Dr Farouk said the debate of whether marital rape exists in Islam came about due to the belief by many conservative Muslims that a woman must yield to her husband’s sexual need at all times. — File picture by Yusof Mat Isa
Dr Farouk said the debate of whether marital rape exists in Islam came about due to the belief by many conservative Muslims that a woman must yield to her husband’s sexual need at all times. — File picture by Yusof Mat Isa

KUALA LUMPUR, April 27 — A Muslim group believes that men must let their wives control their own bodies and respectfully seek their spouses’ consent for sex, amid a debate on whether Islam recognises marital rape.

Islamic Renaissance Front (IRF) founder Dr Ahmad Farouk Musa said plainly that men who insist on sexual intercourse with their wives without their consent would be assaulting the women’s rights.

“They must get their wives’ consent because they must respect a woman as a whole, complete with intellectual faculty and emotions, a full human being,” the Muslim intellectual told Malay Mail Online yesterday.

“So if a Muslim man respects his wife to be of equal stature to him, there is no reason for him to impose himself upon her,” Dr Farouk also said in an email response, adding that the wife must be given full authority to make decisions about her own bodily, spiritual and sexual needs.

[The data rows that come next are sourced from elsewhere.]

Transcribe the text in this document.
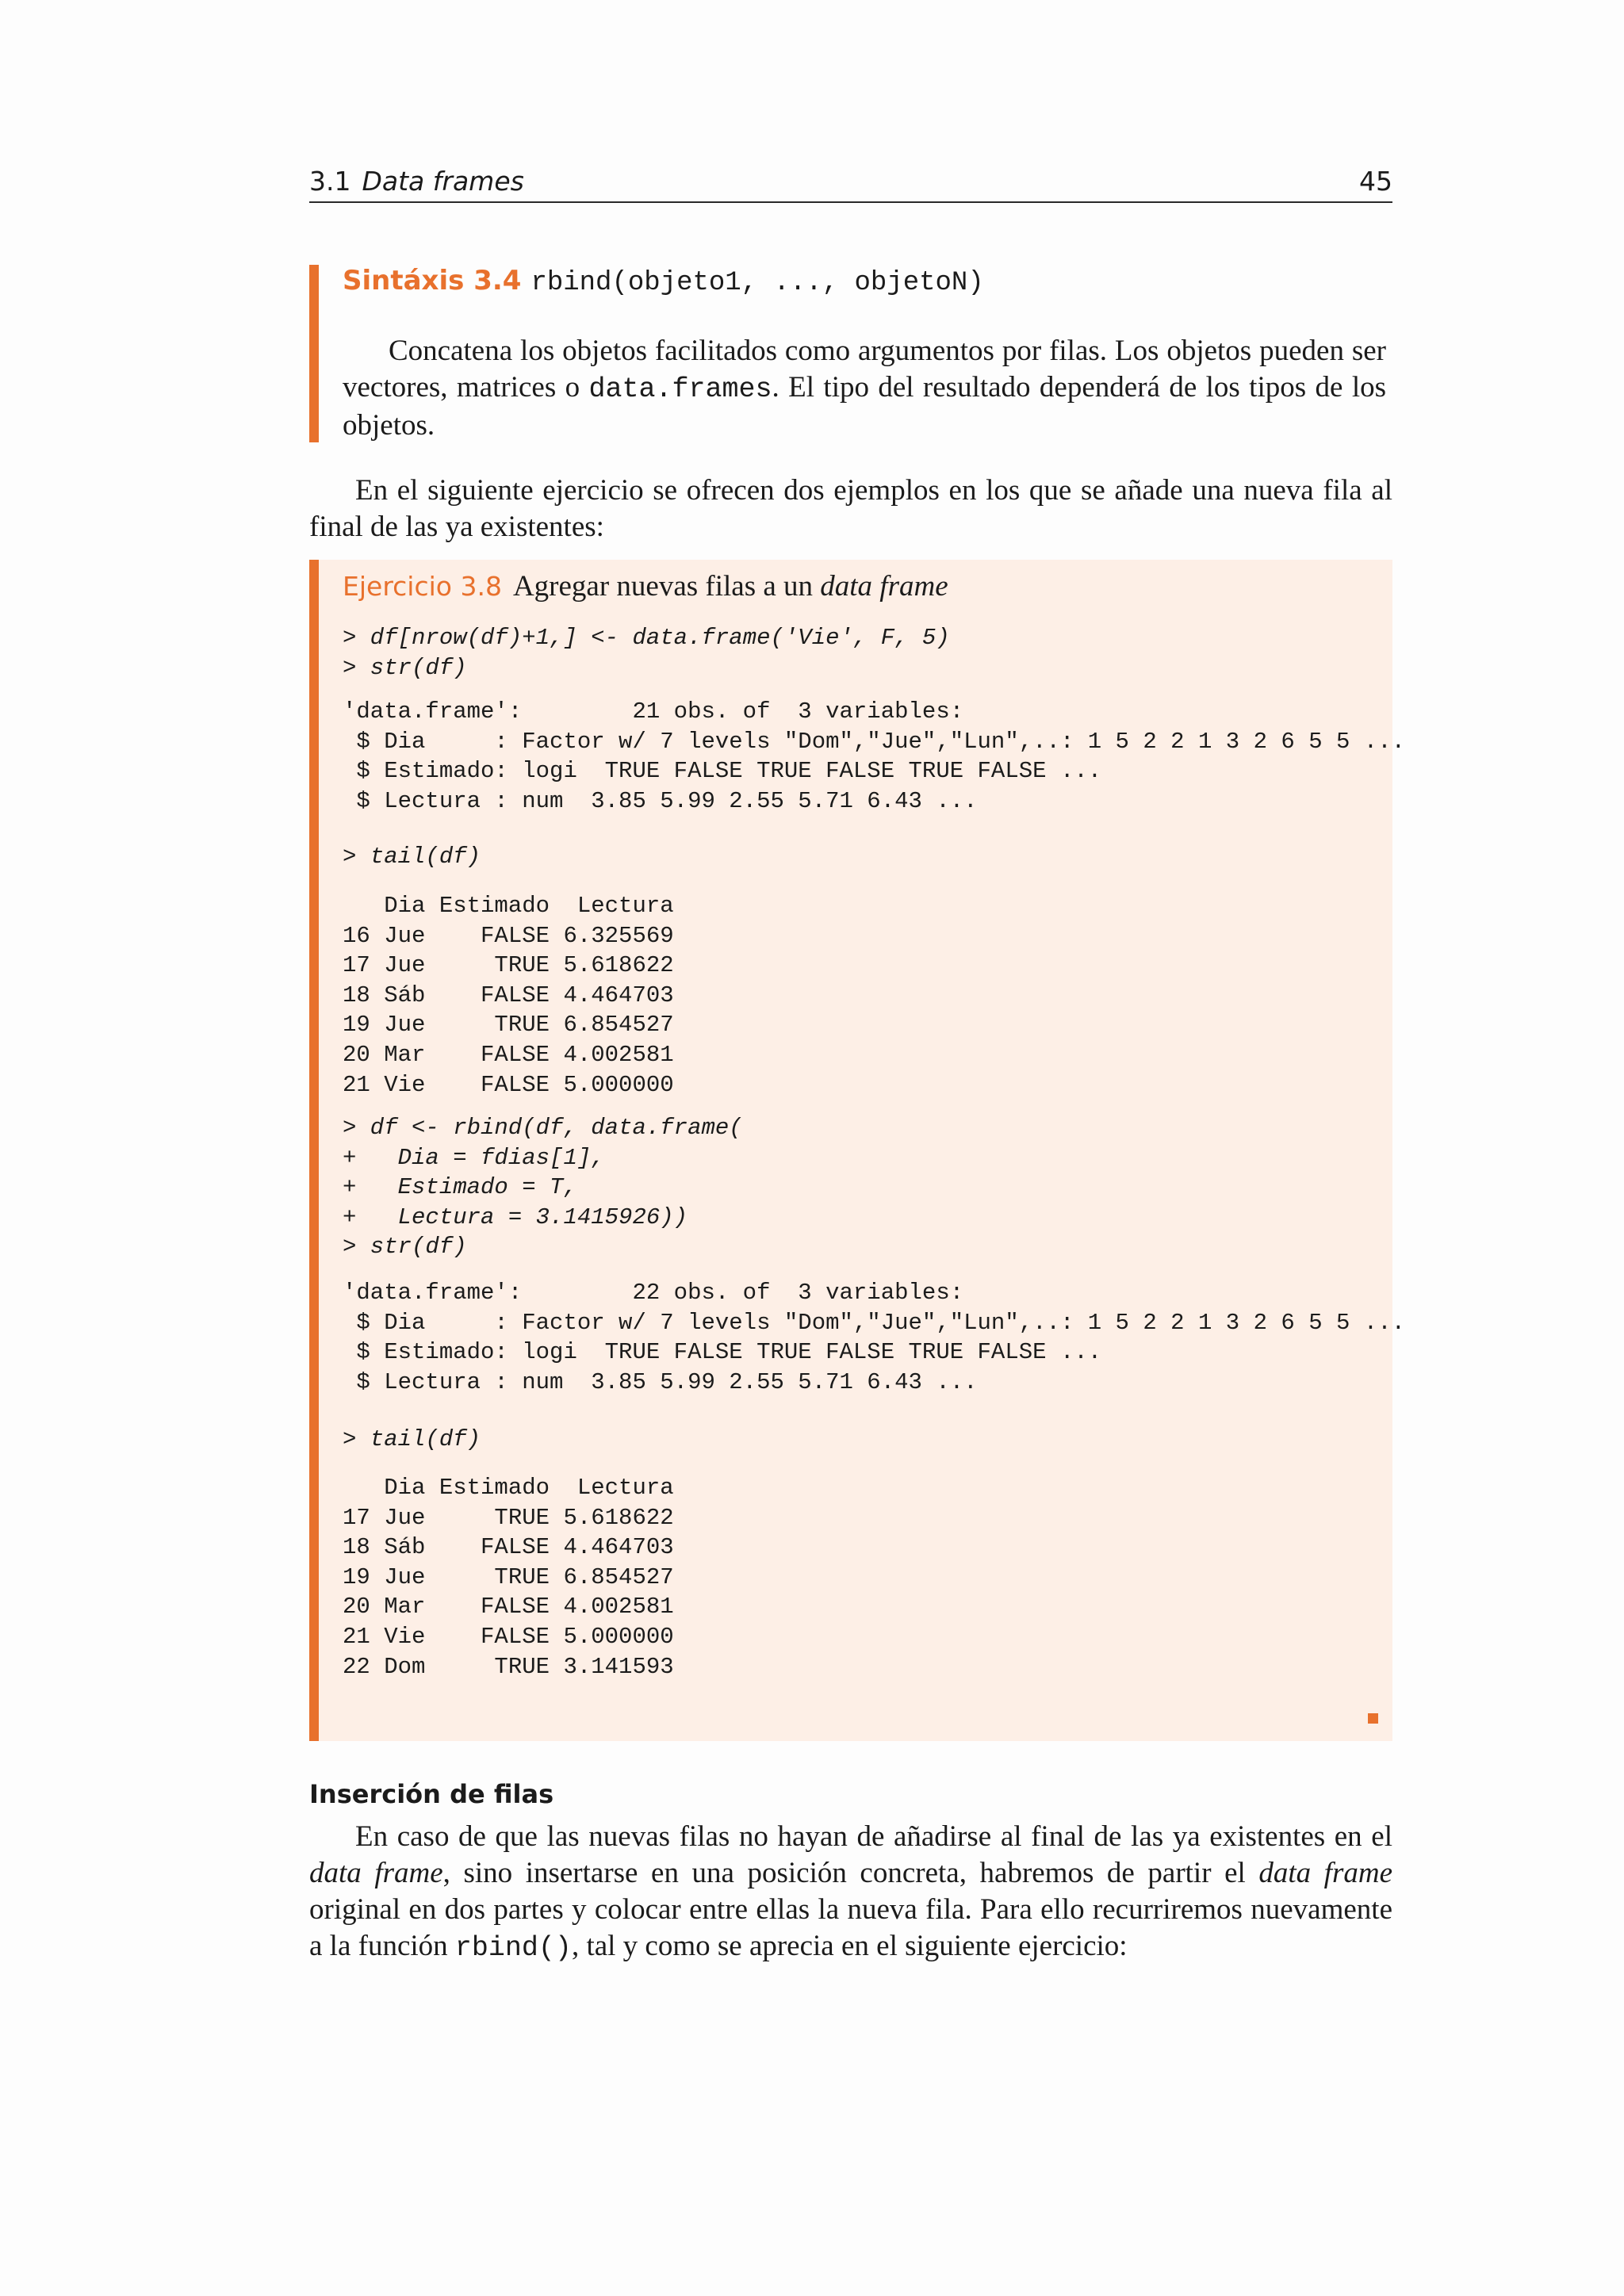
3.1 Data frames	45
Sintáxis 3.4 rbind(objeto1, ..., objetoN)
Concatena los objetos facilitados como argumentos por filas. Los objetos pueden ser vectores, matrices o data.frames. El tipo del resultado dependerá de los tipos de los objetos.
En el siguiente ejercicio se ofrecen dos ejemplos en los que se añade una nueva fila al final de las ya existentes:
Ejercicio 3.8 Agregar nuevas filas a un data frame
> df[nrow(df)+1,] <- data.frame('Vie', F, 5)
> str(df)
'data.frame':        21 obs. of  3 variables:
$ Dia     : Factor w/ 7 levels "Dom","Jue","Lun",..: 1 5 2 2 1 3 2 6 5 5 ...
$ Estimado: logi  TRUE FALSE TRUE FALSE TRUE FALSE ...
$ Lectura : num  3.85 5.99 2.55 5.71 6.43 ...
> tail(df)
Dia Estimado  Lectura
16 Jue    FALSE 6.325569
17 Jue     TRUE 5.618622
18 Sáb    FALSE 4.464703
19 Jue     TRUE 6.854527
20 Mar    FALSE 4.002581
21 Vie    FALSE 5.000000
> df <- rbind(df, data.frame(
+   Dia = fdias[1],
+   Estimado = T,
+   Lectura = 3.1415926))
> str(df)
'data.frame':        22 obs. of  3 variables:
$ Dia     : Factor w/ 7 levels "Dom","Jue","Lun",..: 1 5 2 2 1 3 2 6 5 5 ...
$ Estimado: logi  TRUE FALSE TRUE FALSE TRUE FALSE ...
$ Lectura : num  3.85 5.99 2.55 5.71 6.43 ...
> tail(df)
Dia Estimado  Lectura
17 Jue     TRUE 5.618622
18 Sáb    FALSE 4.464703
19 Jue     TRUE 6.854527
20 Mar    FALSE 4.002581
21 Vie    FALSE 5.000000
22 Dom     TRUE 3.141593
Inserción de filas
En caso de que las nuevas filas no hayan de añadirse al final de las ya existentes en el data frame, sino insertarse en una posición concreta, habremos de partir el data frame original en dos partes y colocar entre ellas la nueva fila. Para ello recurriremos nuevamente a la función rbind(), tal y como se aprecia en el siguiente ejercicio:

“Any imposition without her consent is basically an assault on her rights as an independent human being. If this imposition without consent is termed marital rape, then marital rape it is,” he said.

Earlier in his email response, Dr Farouk said the debate of whether marital rape exists in Islam came about due to the belief by many conservative Muslims that a woman must yield to her husband’s sexual need at all times, labelling it a “patriarchal understanding” of spousal relations and women’s status in Islam.

“To them, a woman is like a property that belongs to her husband and he can use her as he likes. A woman is like an object that simply fulfils the lust of the husband.

“This understanding is so entrenched in the psyche of some Muslims, men and women alike, and the very reason why we heard about women who volunteered to Syria to fulfil their obligation of ‘sexual jihad’,” he added, referring to reports of those joining Syria-based militants to provide sex.

But Dr Farouk said there are many progressive Muslim thinkers — including Egypt’s Muhammad Abduh and Malaya’s Syed Sheikh al-Hadi — who had propagated women’s right to education and on their position in the home and society.

According to Dr Farouk, Syed was an early 20th century leader of then-Malaya’s Kaum Muda that penned Hikayat Faridah Hanum — a Malay literature that was likely to be the first to feature a woman as its main character.

Instead of being portrayed as a passive subject merely reacting to her surroundings, the Faridah Hanum character was shown to be a woman of substance who demanded that she be treated as man’s equal, he said.

“Faridah Hanum to al-Hadi symbolises an ideal modern progressive Muslim woman capable of exercising her own rational agency and freedom of choice while remaining true to her religion and moral values,” he said.

With his depiction of Faridah Hanum, Syed had brought to light the traditionalist ulama or religious scholars’ “monopoly of the discourse of Islamic jurisprudence”, as well as the misguided view of women as “fundamentally weak and in need of constant protection by men,” Dr Farouk said.

After the recent appearance of Damansara Utama assemblyman Yeo Bee Yin’s rape awareness campaign posters stating “Without her consent, it is rape. No excuse”, some Muslims have insisted that rape does not exist in the context of Islamic marriage, saying that it covers situations involving unmarried individuals.

In Malaysia, marital rape is not a criminal offence, but a husband may be prosecuted and imprisoned up to five years for forcing his wife to have sex by threatening violence or by harming her.